The Cyber Security Research Institute (CSRI) conducted a six-month investigation into the sale of digital code signing certificates on the dark web.
The research uncovered code signing certificates readily available for purchase on the dark web, selling for up to $1,200 – making them more expensive than counterfeit U.S. passports, stolen credit cards and even handguns.
“We’ve known for a number of years that cyber criminals actively seek code signing certificates to distribute malware through computers,” said Peter Warren, chairman of the CSRI. “The proof that there is now a significant criminal market for certificates throws our whole authentication system for the Internet into doubt and points to an urgent need for the deployment of technology systems to counter the misuse of digital certificates.”
Code signing certificates are used to verify the authenticity and integrity of computer applications and software and make up a vital element of Internet and enterprise security. However, cybercriminals can take advantage of compromised code signing certificates to install malware on enterprise networks and consumer devices.
“With stolen code signing certificates, it’s nearly impossible for organizations to detect malicious software. Any cyber criminal can use them to make malware, ransomware, and even kinetic attacks trusted and effective. In addition, code signing certificates can be sold many times over before their value begins to diminish, making them huge money makers for hackers and dark web merchants.

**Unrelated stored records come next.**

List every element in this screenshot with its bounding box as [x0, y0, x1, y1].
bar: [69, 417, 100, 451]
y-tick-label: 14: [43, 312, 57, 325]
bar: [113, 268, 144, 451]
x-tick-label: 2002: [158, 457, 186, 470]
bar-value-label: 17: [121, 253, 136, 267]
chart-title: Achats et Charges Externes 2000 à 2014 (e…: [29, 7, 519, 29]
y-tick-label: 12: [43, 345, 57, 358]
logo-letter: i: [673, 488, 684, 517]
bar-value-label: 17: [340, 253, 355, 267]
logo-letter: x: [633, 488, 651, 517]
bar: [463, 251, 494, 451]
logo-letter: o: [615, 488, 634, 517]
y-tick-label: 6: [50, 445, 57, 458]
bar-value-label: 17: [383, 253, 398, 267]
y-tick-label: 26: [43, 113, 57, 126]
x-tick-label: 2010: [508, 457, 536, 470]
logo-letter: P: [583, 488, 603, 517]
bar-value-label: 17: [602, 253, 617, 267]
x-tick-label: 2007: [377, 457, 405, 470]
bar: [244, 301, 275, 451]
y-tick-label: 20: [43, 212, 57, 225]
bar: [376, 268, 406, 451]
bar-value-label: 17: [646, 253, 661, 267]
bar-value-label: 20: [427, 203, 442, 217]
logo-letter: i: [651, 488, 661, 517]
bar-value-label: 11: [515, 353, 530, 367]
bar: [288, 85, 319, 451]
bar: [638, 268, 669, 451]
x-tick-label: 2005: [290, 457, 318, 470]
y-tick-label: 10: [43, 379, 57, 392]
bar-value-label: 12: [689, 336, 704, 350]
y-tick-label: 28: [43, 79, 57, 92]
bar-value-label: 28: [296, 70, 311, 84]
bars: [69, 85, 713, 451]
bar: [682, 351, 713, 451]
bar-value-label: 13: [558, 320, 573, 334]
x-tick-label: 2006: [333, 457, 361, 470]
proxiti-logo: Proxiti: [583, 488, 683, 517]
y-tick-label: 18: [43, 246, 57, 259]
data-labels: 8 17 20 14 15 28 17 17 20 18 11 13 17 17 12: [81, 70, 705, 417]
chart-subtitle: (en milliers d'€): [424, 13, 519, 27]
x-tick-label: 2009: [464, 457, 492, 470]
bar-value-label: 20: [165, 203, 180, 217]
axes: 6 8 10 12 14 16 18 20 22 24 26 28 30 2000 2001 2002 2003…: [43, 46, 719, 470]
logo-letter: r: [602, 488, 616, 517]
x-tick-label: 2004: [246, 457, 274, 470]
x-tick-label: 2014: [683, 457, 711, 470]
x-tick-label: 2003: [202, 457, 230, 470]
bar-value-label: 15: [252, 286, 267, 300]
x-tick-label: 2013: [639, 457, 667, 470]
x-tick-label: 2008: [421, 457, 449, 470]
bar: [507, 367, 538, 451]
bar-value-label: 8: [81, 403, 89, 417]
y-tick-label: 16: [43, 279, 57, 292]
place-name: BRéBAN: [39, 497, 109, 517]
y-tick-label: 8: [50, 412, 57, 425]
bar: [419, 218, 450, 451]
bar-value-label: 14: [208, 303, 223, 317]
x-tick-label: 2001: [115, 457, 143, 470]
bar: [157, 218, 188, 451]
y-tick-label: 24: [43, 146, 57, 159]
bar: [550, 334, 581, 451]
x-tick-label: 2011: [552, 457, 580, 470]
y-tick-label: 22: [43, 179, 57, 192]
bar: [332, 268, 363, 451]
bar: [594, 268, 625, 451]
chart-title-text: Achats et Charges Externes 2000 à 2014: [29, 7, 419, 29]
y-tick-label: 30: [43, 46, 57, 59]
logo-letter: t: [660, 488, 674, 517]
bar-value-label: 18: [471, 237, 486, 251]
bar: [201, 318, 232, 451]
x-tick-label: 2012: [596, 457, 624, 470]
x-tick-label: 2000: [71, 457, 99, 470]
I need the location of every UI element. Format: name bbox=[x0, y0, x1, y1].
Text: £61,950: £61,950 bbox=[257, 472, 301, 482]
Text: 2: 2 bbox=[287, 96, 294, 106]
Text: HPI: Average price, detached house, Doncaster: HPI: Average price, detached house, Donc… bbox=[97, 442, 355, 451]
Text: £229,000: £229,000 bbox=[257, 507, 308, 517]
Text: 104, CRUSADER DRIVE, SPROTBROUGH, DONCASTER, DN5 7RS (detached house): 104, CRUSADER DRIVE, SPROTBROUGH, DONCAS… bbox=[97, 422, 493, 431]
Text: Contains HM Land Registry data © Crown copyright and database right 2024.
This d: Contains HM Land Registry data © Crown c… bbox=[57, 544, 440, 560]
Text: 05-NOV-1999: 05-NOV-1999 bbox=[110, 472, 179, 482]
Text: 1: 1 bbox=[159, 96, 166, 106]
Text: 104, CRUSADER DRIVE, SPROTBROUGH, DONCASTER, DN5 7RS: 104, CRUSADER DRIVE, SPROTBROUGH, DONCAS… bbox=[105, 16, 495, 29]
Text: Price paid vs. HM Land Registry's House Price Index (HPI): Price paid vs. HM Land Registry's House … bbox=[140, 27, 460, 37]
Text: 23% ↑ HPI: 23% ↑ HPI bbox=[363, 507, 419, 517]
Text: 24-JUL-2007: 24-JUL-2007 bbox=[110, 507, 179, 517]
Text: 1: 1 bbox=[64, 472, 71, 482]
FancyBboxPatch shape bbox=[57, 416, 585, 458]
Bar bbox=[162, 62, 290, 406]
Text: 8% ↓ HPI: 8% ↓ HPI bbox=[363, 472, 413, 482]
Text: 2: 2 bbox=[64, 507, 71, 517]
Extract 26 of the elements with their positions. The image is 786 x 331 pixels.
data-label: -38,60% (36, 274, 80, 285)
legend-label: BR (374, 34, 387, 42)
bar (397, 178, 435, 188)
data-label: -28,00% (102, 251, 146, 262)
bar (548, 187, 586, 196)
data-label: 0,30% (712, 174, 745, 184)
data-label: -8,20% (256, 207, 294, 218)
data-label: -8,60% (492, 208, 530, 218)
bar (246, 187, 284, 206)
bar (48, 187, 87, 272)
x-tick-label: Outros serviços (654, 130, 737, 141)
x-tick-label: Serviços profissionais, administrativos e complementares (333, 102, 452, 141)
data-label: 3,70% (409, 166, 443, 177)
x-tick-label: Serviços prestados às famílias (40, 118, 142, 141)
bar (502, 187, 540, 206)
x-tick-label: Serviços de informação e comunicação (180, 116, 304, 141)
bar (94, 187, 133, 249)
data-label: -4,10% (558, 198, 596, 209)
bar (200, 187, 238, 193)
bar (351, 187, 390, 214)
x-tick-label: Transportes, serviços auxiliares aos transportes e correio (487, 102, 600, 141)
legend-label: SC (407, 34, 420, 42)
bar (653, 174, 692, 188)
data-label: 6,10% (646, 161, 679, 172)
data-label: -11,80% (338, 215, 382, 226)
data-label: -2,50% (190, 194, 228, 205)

All of this is fuelling the demand for stolen code signing certificates,” said Kevin Bocek, chief security strategist for Venafi.
Warren added: “Although our research uncovered a thriving trade in code signing certificates, we were only able to scratch the surface of this market. In an ironic twist, our researchers were often limited from delving further as dark web traders didn’t trust them. We suspect that TLS, VPN, and SSH key and certificate trading is also rife, alongside the trade in code signing certificates we uncovered.”